According to his declaration filed with the court, San Francisco attorney William McGrane — who represents both Ferry and Copia Claims — asserts that the refinancing of Copia’s bond debt was flawed and that as much as $65 million could be recovered in associated litigation from the Bank of New York Mellon, N.A.

According to McGrane and the Copia Claims documents, when Copia’s original bond debt was refinanced in 2007, the process was never formally completed.

As a result, the documents assert that a “$70 million cash transfer to Bank of New York Mellon, N.A. was a statutory ‘fraudulent transfer’ because the 1999 bonds were never retired, are still trading, and the debtor therefore did not get reasonably equivalent value for its $70 million cash transfer.”

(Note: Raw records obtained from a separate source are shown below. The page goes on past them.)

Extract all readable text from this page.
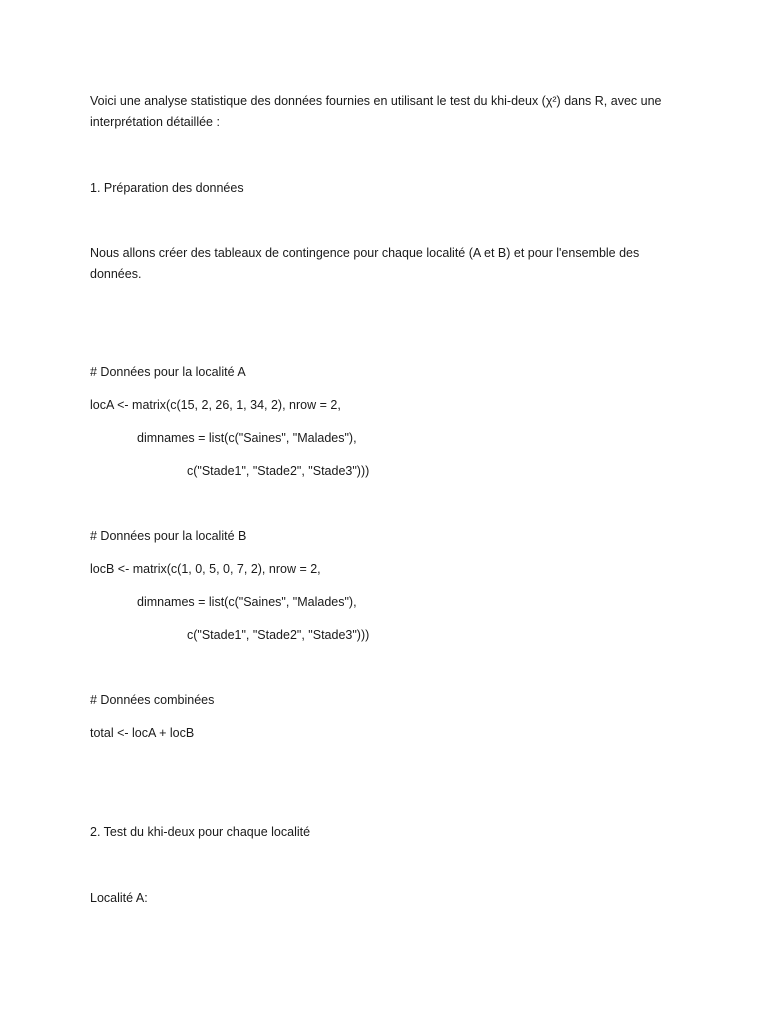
Voici une analyse statistique des données fournies en utilisant le test du khi-deux (χ²) dans R, avec une interprétation détaillée :
1. Préparation des données
Nous allons créer des tableaux de contingence pour chaque localité (A et B) et pour l'ensemble des données.
# Données pour la localité A
locA <- matrix(c(15, 2, 26, 1, 34, 2), nrow = 2,
dimnames = list(c("Saines", "Malades"),
c("Stade1", "Stade2", "Stade3")))
# Données pour la localité B
locB <- matrix(c(1, 0, 5, 0, 7, 2), nrow = 2,
dimnames = list(c("Saines", "Malades"),
c("Stade1", "Stade2", "Stade3")))
# Données combinées
total <- locA + locB
2. Test du khi-deux pour chaque localité
Localité A:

In effect, documents filed by Copia Claims (the creditor)  say that, Copia (the debtor), is still liable on both sets of bonds — the 1999 bonds and the 2007 bonds.

BOND LITIGATION TURNS ON OPINION LETTER

According to Copia Claims’s objection, the terms of the 1999 bonds specifically required a legal opinion letter, “to the effect that the escrow deposit will not constitute a voidable preference or transfer under the bankruptcy code….”

The Copia Claims’s objection filing asserts that the letter which was issued did not fulfill the requirements because it was too equivocal.

The nuanced language was necessary, the filing claims, “by the very unusual fact that the debtor was already insolvent by mid-2007, despite its part in raising such a large sum of money as $77,000,000 in the public securities market.

“Accordingly, it (Orrick [the law firm issuing the letter]) was doubtlessly acutely aware of the difference between the cautious language of its August 24, 2007 preferential transfer opinion letter and the comprehensive language required by the 1999 Indenture.”

5 PERCENT IN HAND VERSUS 20 TO 60 PERCENT IN THE BUSH?

If litigation against Bank of New York, ACA and the associated law firms were successful, the Copia Claims objection document asserts that the return to unsecured investors would be 20 to 60 percent rather than 5 percent under the settlement agreement.

McGrane calls the case a “slam dunk.”

Copia attorney John MacConaghy thinks otherwise.

In a series of contentious emails between the two attorneys (included by McGrane in his declaration), MacConaghy countered that, “This idea will not put money on the table for unsecured creditors; it will result in tons of money being spent on lawyers.”